As part of Grinnell’s community education, Professor Karla Erickson, sociology, will teach a Bucket Course titled “Driverless Trucks and the Future of Work” at the Drake Community Library. The course will be on Wednesdays from 10 to 11:30 a.m., Feb. 20 to Mar. 13, and interested parties can register online for a fee of $15.
Bucket Courses, presented through the Grinnell Community Education Council, provide an opportunity for members of the community to learn about specialized topics in a series of short lectures.
“As a sociologist, they’re super fun to teach because you get to offer something to kind of a friendly, educated, smart, lay audience. … It’s also been useful in the development of my projects because I’m trying to write basically public sociology that’s available to a wider audience, so I get to kind of try it out on them,” Erickson said.
Through this course, Erickson aims to explore the ways in which machines and rapidly-advancing technologies influence humans socially and in the workplace.
“I’m particularly interested in representation of what machine/human relations ‘should’ be like; … what we’re afraid of when it comes to our relationship to machines. And then I am a labor ethnographer, so I’m really interested in the consequences for labor of artificial intelligence,” she said.
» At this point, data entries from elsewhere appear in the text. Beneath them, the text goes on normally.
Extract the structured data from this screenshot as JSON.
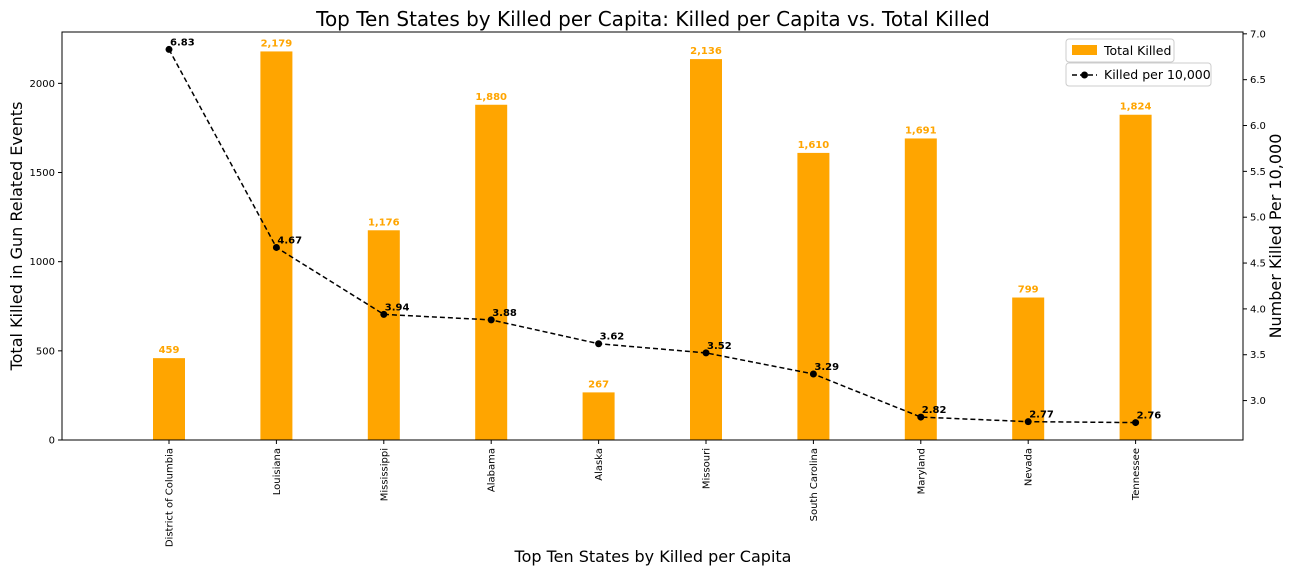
{
  "chart_data": {
    "type": "bar",
    "title": "Top Ten States by Killed per Capita: Killed per Capita vs. Total Killed",
    "xlabel": "Top Ten States by Killed per Capita",
    "ylabel": "Total Killed in Gun Related Events",
    "y2label": "Number Killed Per 10,000",
    "categories": [
      "District of Columbia",
      "Louisiana",
      "Mississippi",
      "Alabama",
      "Alaska",
      "Missouri",
      "South Carolina",
      "Maryland",
      "Nevada",
      "Tennessee"
    ],
    "series": [
      {
        "name": "Total Killed",
        "type": "bar",
        "axis": "left",
        "color": "#ffa500",
        "values": [
          459,
          2179,
          1176,
          1880,
          267,
          2136,
          1610,
          1691,
          799,
          1824
        ],
        "labels": [
          "459",
          "2,179",
          "1,176",
          "1,880",
          "267",
          "2,136",
          "1,610",
          "1,691",
          "799",
          "1,824"
        ]
      },
      {
        "name": "Killed per 10,000",
        "type": "line",
        "axis": "right",
        "color": "#000000",
        "line_style": "dashed",
        "marker": "circle",
        "values": [
          6.83,
          4.67,
          3.94,
          3.88,
          3.62,
          3.52,
          3.29,
          2.82,
          2.77,
          2.76
        ],
        "labels": [
          "6.83",
          "4.67",
          "3.94",
          "3.88",
          "3.62",
          "3.52",
          "3.29",
          "2.82",
          "2.77",
          "2.76"
        ]
      }
    ],
    "ylim": [
      0,
      2288
    ],
    "yticks": [
      0,
      500,
      1000,
      1500,
      2000
    ],
    "y2lim": [
      2.57,
      7.02
    ],
    "y2ticks": [
      3.0,
      3.5,
      4.0,
      4.5,
      5.0,
      5.5,
      6.0,
      6.5,
      7.0
    ],
    "y2tick_labels": [
      "3.0",
      "3.5",
      "4.0",
      "4.5",
      "5.0",
      "5.5",
      "6.0",
      "6.5",
      "7.0"
    ],
    "grid": false,
    "legend_position": "top-right"
  }
}
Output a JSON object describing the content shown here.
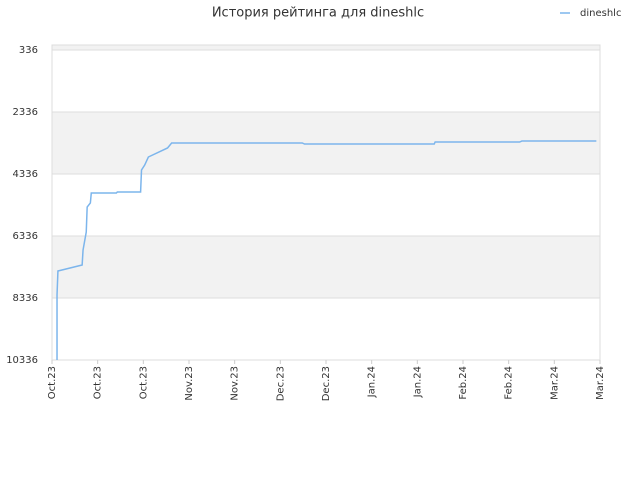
{
  "chart_data": {
    "type": "line",
    "title": "История рейтинга для dineshlc",
    "x": [
      0.11,
      0.11,
      0.13,
      0.66,
      0.68,
      0.75,
      0.77,
      0.84,
      0.86,
      1.41,
      1.43,
      1.94,
      1.96,
      2.03,
      2.11,
      2.53,
      2.62,
      5.48,
      5.53,
      8.37,
      8.39,
      10.24,
      10.29,
      11.92
    ],
    "series": [
      {
        "name": "dineshlc",
        "color": "#7cb5ec",
        "values": [
          10336,
          8240,
          7466,
          7272,
          6788,
          6207,
          5401,
          5272,
          4949,
          4949,
          4917,
          4917,
          4207,
          4046,
          3788,
          3497,
          3336,
          3336,
          3369,
          3369,
          3304,
          3304,
          3272,
          3272
        ]
      }
    ],
    "xlim": [
      0,
      12
    ],
    "xticks": [
      {
        "value": 0,
        "label": "Oct.23"
      },
      {
        "value": 1,
        "label": "Oct.23"
      },
      {
        "value": 2,
        "label": "Oct.23"
      },
      {
        "value": 3,
        "label": "Nov.23"
      },
      {
        "value": 4,
        "label": "Nov.23"
      },
      {
        "value": 5,
        "label": "Dec.23"
      },
      {
        "value": 6,
        "label": "Dec.23"
      },
      {
        "value": 7,
        "label": "Jan.24"
      },
      {
        "value": 8,
        "label": "Jan.24"
      },
      {
        "value": 9,
        "label": "Feb.24"
      },
      {
        "value": 10,
        "label": "Feb.24"
      },
      {
        "value": 11,
        "label": "Mar.24"
      },
      {
        "value": 12,
        "label": "Mar.24"
      }
    ],
    "ylim": [
      10336,
      175
    ],
    "yticks": [
      336,
      2336,
      4336,
      6336,
      8336,
      10336
    ],
    "grid": true,
    "legend": "top-right"
  }
}
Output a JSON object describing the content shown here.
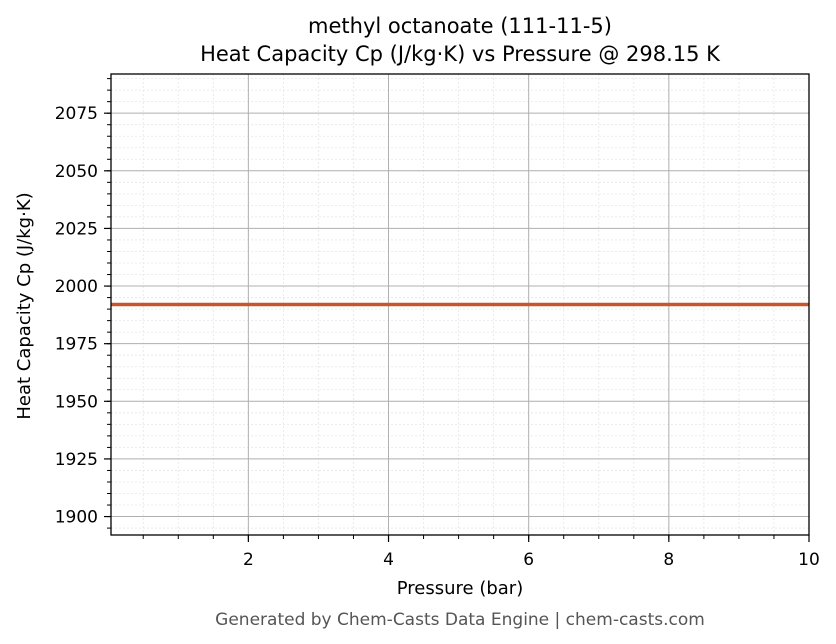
{
  "chart_data": {
    "type": "line",
    "title": "methyl octanoate (111-11-5)",
    "subtitle": "Heat Capacity Cp (J/kg·K) vs Pressure @ 298.15 K",
    "xlabel": "Pressure (bar)",
    "ylabel": "Heat Capacity Cp (J/kg·K)",
    "xlim": [
      0.04,
      10
    ],
    "ylim": [
      1892,
      2092
    ],
    "x_ticks": [
      2,
      4,
      6,
      8,
      10
    ],
    "y_ticks": [
      1900,
      1925,
      1950,
      1975,
      2000,
      2025,
      2050,
      2075
    ],
    "grid": true,
    "series": [
      {
        "x": [
          0.04,
          10
        ],
        "y": [
          1992,
          1992
        ]
      }
    ],
    "colors": {
      "line": "#c8562a",
      "major_grid": "#b0b0b0",
      "minor_grid": "#e6e6e6"
    }
  },
  "footer": "Generated by Chem-Casts Data Engine | chem-casts.com"
}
The inspiration for this project came from driverless trucks, which Erickson was initially drawn to because of their potential impact on Iowans. After looking into it further, she realized that the future of machine and human relations is even larger than she had first considered.
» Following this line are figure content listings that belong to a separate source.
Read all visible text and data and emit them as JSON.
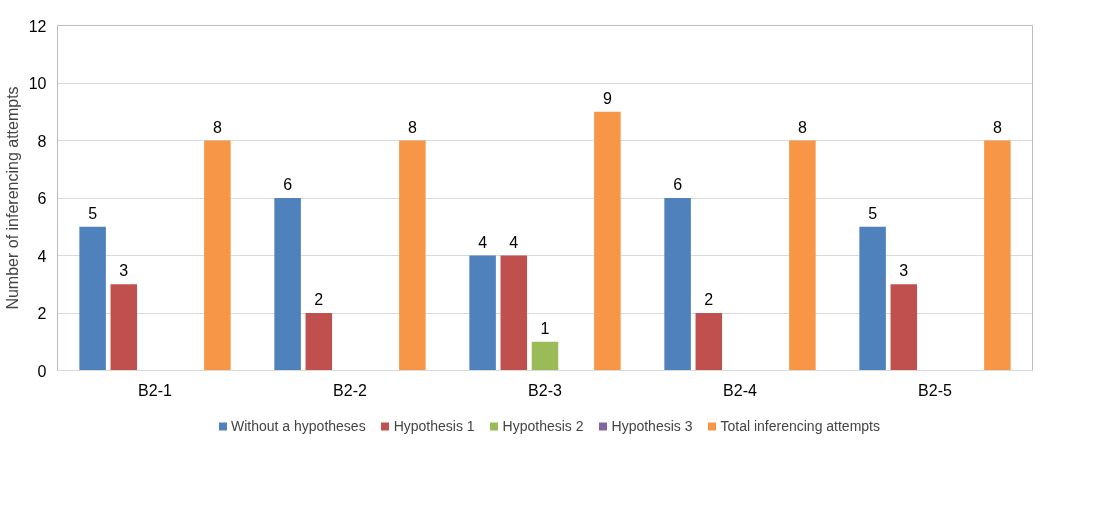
{
  "chart_data": {
    "type": "bar",
    "ylabel": "Number of inferencing attempts",
    "categories": [
      "B2-1",
      "B2-2",
      "B2-3",
      "B2-4",
      "B2-5"
    ],
    "ylim": [
      0,
      12
    ],
    "yticks": [
      0,
      2,
      4,
      6,
      8,
      10,
      12
    ],
    "grid": "y",
    "legend": "bottom",
    "series": [
      {
        "name": "Without a hypotheses",
        "color": "#4f81bd",
        "values": [
          5,
          6,
          4,
          6,
          5
        ],
        "value_labels": [
          "5",
          "6",
          "4",
          "6",
          "5"
        ]
      },
      {
        "name": "Hypothesis 1",
        "color": "#c0504d",
        "values": [
          3,
          2,
          4,
          2,
          3
        ],
        "value_labels": [
          "3",
          "2",
          "4",
          "2",
          "3"
        ]
      },
      {
        "name": "Hypothesis 2",
        "color": "#9bbb59",
        "values": [
          0,
          0,
          1,
          0,
          0
        ],
        "value_labels": [
          null,
          null,
          "1",
          null,
          null
        ]
      },
      {
        "name": "Hypothesis 3",
        "color": "#8064a2",
        "values": [
          0,
          0,
          0,
          0,
          0
        ],
        "value_labels": [
          null,
          null,
          null,
          null,
          null
        ]
      },
      {
        "name": "Total inferencing attempts",
        "color": "#f79646",
        "values": [
          8,
          8,
          9,
          8,
          8
        ],
        "value_labels": [
          "8",
          "8",
          "9",
          "8",
          "8"
        ]
      }
    ]
  }
}
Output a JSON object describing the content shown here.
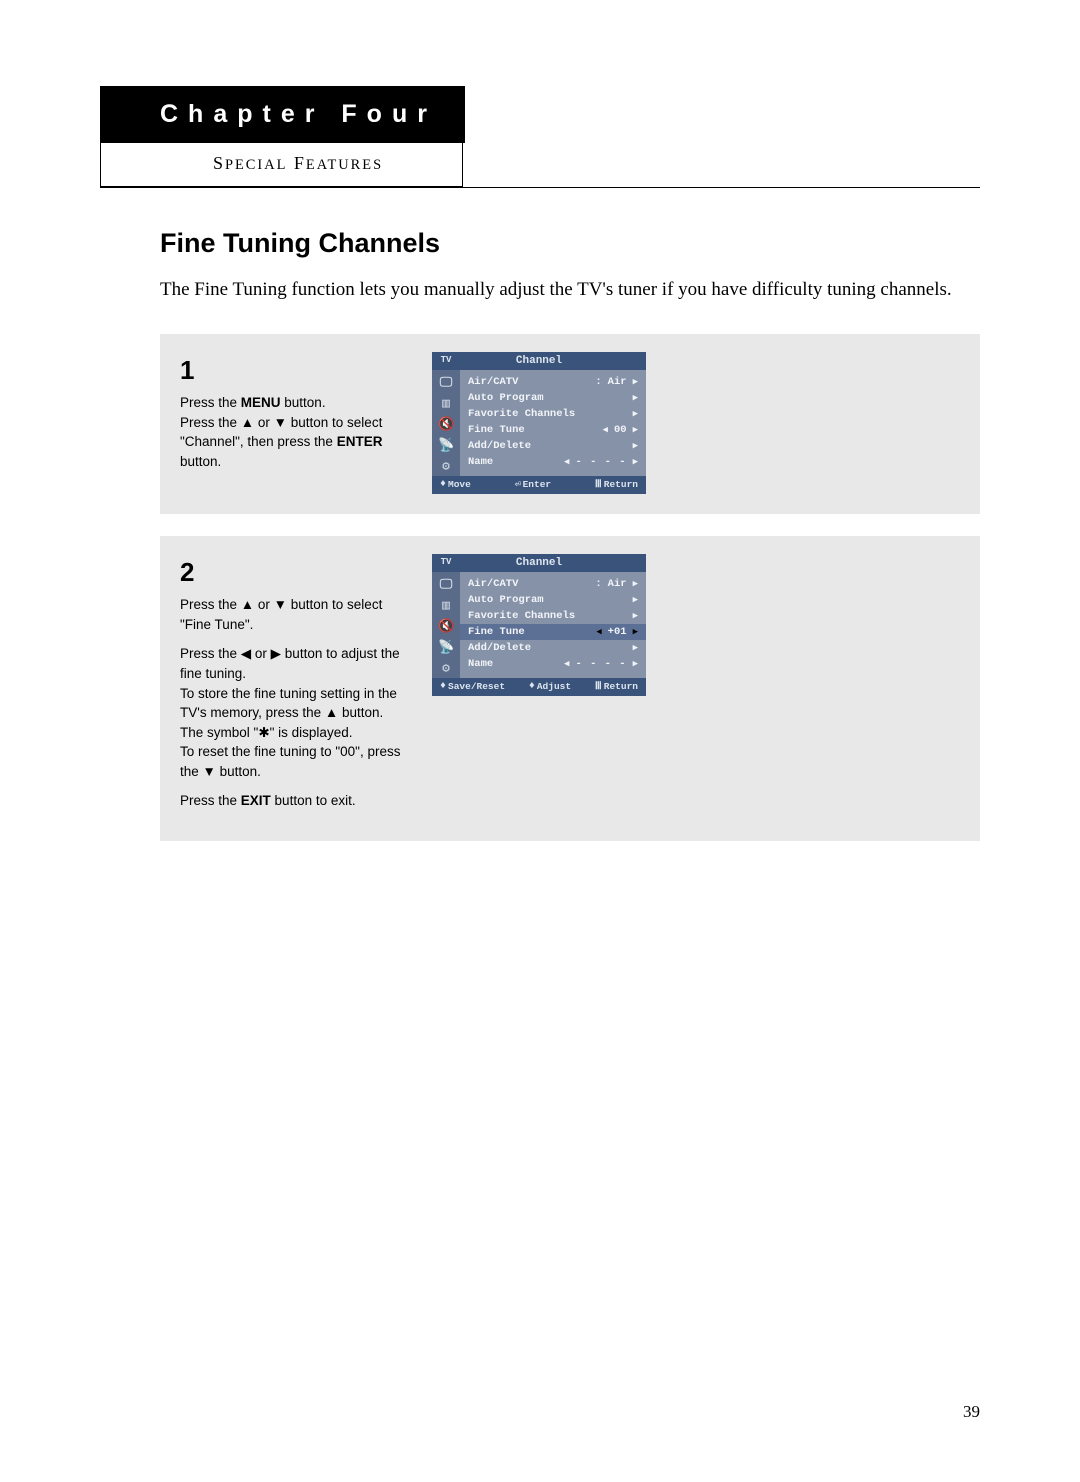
{
  "chapter": {
    "label": "Chapter Four",
    "subtitle": "Special Features"
  },
  "section": {
    "heading": "Fine Tuning Channels",
    "intro": "The Fine Tuning function lets you manually adjust the TV's tuner if you have difficulty tuning channels."
  },
  "steps": {
    "one": {
      "num": "1",
      "line1a": "Press the ",
      "line1b": "MENU",
      "line1c": " button.",
      "line2a": "Press the ▲ or ▼ button to select \"Channel\", then press the ",
      "line2b": "ENTER",
      "line2c": " button."
    },
    "two": {
      "num": "2",
      "p1": "Press the ▲ or ▼ button to select \"Fine Tune\".",
      "p2": "Press the ◀ or ▶ button to adjust the fine tuning.",
      "p3": "To store the fine tuning setting in the TV's memory, press the ▲ button.",
      "p4": "The symbol \"✱\" is displayed.",
      "p5": "To reset the fine tuning to \"00\", press the ▼ button.",
      "p6a": "Press the ",
      "p6b": "EXIT",
      "p6c": " button to exit."
    }
  },
  "osd1": {
    "tv": "TV",
    "title": "Channel",
    "rows": {
      "aircatv": {
        "label": "Air/CATV",
        "colon": ":",
        "value": "Air"
      },
      "autoprogram": {
        "label": "Auto Program"
      },
      "favorite": {
        "label": "Favorite Channels"
      },
      "finetune": {
        "label": "Fine Tune",
        "value": "00"
      },
      "adddelete": {
        "label": "Add/Delete"
      },
      "name": {
        "label": "Name",
        "value": "- - - -"
      }
    },
    "footer": {
      "move": "Move",
      "enter": "Enter",
      "return": "Return"
    },
    "arrows": {
      "left": "◀",
      "right": "▶",
      "updown": "♦",
      "enterIcon": "⏎",
      "returnIcon": "Ⅲ"
    },
    "colors": {
      "header_bg": "#3a537a",
      "header_fg": "#dce4ee",
      "sidebar_bg": "#596b88",
      "menu_bg": "#8592a8",
      "menu_fg": "#f2f4f8"
    }
  },
  "osd2": {
    "tv": "TV",
    "title": "Channel",
    "rows": {
      "aircatv": {
        "label": "Air/CATV",
        "colon": ":",
        "value": "Air"
      },
      "autoprogram": {
        "label": "Auto Program"
      },
      "favorite": {
        "label": "Favorite Channels"
      },
      "finetune": {
        "label": "Fine Tune",
        "value": "+01"
      },
      "adddelete": {
        "label": "Add/Delete"
      },
      "name": {
        "label": "Name",
        "value": "- - - -"
      }
    },
    "footer": {
      "save": "Save/Reset",
      "adjust": "Adjust",
      "return": "Return"
    },
    "arrows": {
      "updown": "♦",
      "leftright": "♦",
      "returnIcon": "Ⅲ"
    }
  },
  "pageNumber": "39"
}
Erickson’s latest book project focuses on this topic, and she hopes to gain new perspectives through the students in this course. Because Bucket Courses tend to attract people of all ages, their different experiences with changing technologies over each person’s lifetime will provide an interesting aspect to the class.
Over the course of four lectures, students will think about the technology that has already affected their lives, learn about the social life of machines and predict possible reactions to changes in labor and how humans earn an income. Erickson plans to discuss the balance between potential benefits and dangers that artificial intelligence may provide.
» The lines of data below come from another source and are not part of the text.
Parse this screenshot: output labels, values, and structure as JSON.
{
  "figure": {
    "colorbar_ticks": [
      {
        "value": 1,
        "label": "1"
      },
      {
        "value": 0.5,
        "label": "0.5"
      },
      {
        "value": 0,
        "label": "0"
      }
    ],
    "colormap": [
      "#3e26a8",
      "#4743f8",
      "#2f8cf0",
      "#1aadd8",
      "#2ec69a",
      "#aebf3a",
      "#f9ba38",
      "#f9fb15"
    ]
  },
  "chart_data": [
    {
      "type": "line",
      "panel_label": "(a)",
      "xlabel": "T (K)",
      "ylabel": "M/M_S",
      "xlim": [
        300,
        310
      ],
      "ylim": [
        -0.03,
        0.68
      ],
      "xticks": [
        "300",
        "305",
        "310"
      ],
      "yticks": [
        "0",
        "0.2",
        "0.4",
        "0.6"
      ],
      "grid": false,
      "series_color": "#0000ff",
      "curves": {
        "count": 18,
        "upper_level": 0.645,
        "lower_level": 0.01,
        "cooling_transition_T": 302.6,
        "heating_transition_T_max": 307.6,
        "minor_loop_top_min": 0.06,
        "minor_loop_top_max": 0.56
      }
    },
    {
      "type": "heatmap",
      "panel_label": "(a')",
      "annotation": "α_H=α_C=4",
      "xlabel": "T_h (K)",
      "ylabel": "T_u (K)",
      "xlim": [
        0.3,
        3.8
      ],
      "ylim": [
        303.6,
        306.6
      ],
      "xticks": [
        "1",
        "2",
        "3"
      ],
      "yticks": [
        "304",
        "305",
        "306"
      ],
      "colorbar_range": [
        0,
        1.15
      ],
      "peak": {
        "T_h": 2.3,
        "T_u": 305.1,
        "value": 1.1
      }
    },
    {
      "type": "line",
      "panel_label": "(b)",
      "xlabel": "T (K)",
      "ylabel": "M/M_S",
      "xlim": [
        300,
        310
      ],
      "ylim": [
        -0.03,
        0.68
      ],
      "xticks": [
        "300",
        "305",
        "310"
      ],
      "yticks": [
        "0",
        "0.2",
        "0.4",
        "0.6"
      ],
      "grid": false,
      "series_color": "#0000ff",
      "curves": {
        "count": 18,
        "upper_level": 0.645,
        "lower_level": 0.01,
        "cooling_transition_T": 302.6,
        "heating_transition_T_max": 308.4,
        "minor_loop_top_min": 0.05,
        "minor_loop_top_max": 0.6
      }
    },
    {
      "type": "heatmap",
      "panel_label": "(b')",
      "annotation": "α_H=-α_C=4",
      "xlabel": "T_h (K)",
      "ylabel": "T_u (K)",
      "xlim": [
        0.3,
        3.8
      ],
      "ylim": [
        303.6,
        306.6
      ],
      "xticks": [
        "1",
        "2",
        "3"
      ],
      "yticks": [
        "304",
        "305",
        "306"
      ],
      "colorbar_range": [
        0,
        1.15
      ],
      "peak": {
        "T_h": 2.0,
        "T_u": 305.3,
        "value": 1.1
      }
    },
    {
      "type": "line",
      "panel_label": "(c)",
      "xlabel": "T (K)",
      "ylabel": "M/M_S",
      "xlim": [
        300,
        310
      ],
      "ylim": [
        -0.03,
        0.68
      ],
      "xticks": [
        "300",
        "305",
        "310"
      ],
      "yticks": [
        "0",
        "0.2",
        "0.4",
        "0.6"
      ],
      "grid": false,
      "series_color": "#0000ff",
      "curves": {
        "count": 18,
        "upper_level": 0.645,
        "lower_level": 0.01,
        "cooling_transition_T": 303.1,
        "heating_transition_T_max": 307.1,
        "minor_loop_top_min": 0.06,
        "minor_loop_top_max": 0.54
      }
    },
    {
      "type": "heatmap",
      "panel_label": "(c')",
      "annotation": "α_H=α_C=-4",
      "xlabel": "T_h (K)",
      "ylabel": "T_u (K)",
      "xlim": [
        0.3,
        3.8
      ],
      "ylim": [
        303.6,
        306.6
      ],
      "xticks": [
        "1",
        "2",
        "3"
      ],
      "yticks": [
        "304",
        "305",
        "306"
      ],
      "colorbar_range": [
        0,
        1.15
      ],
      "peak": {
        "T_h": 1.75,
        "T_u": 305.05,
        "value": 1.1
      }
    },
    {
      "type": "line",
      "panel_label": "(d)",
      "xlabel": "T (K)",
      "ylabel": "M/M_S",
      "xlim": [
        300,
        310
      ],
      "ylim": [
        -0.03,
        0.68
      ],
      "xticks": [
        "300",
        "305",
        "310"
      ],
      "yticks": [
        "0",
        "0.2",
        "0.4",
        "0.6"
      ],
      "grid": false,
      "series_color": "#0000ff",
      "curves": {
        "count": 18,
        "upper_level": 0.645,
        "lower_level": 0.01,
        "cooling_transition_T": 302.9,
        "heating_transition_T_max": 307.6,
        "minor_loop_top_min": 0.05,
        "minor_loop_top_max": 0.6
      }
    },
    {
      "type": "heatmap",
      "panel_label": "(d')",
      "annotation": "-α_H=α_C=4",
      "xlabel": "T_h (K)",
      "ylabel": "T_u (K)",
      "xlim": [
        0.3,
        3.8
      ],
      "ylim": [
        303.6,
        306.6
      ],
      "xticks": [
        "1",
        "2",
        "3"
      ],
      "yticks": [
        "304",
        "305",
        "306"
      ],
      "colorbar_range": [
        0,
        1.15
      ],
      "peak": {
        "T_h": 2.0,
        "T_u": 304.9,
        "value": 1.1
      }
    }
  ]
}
“We’re seeing robots that can do translation better than a human translator, they can win at Go, which is an incredibly hard game, they can win at chess, they can write basic stuff … A lot of the things that we tended to think of as very sacred work, work that really required humans, it’s very confusing where that line is,” she said.
At its core, the course will prompt students to consider what has already changed with technology, what is yet to evolve and how humans can socially address these developments.
“I don’t think that there’s a stopping this wave; I think there’s a navigating it. I’ll be interested to know what kinds of navigation seem more or less reasonable to participants,” Erickson said.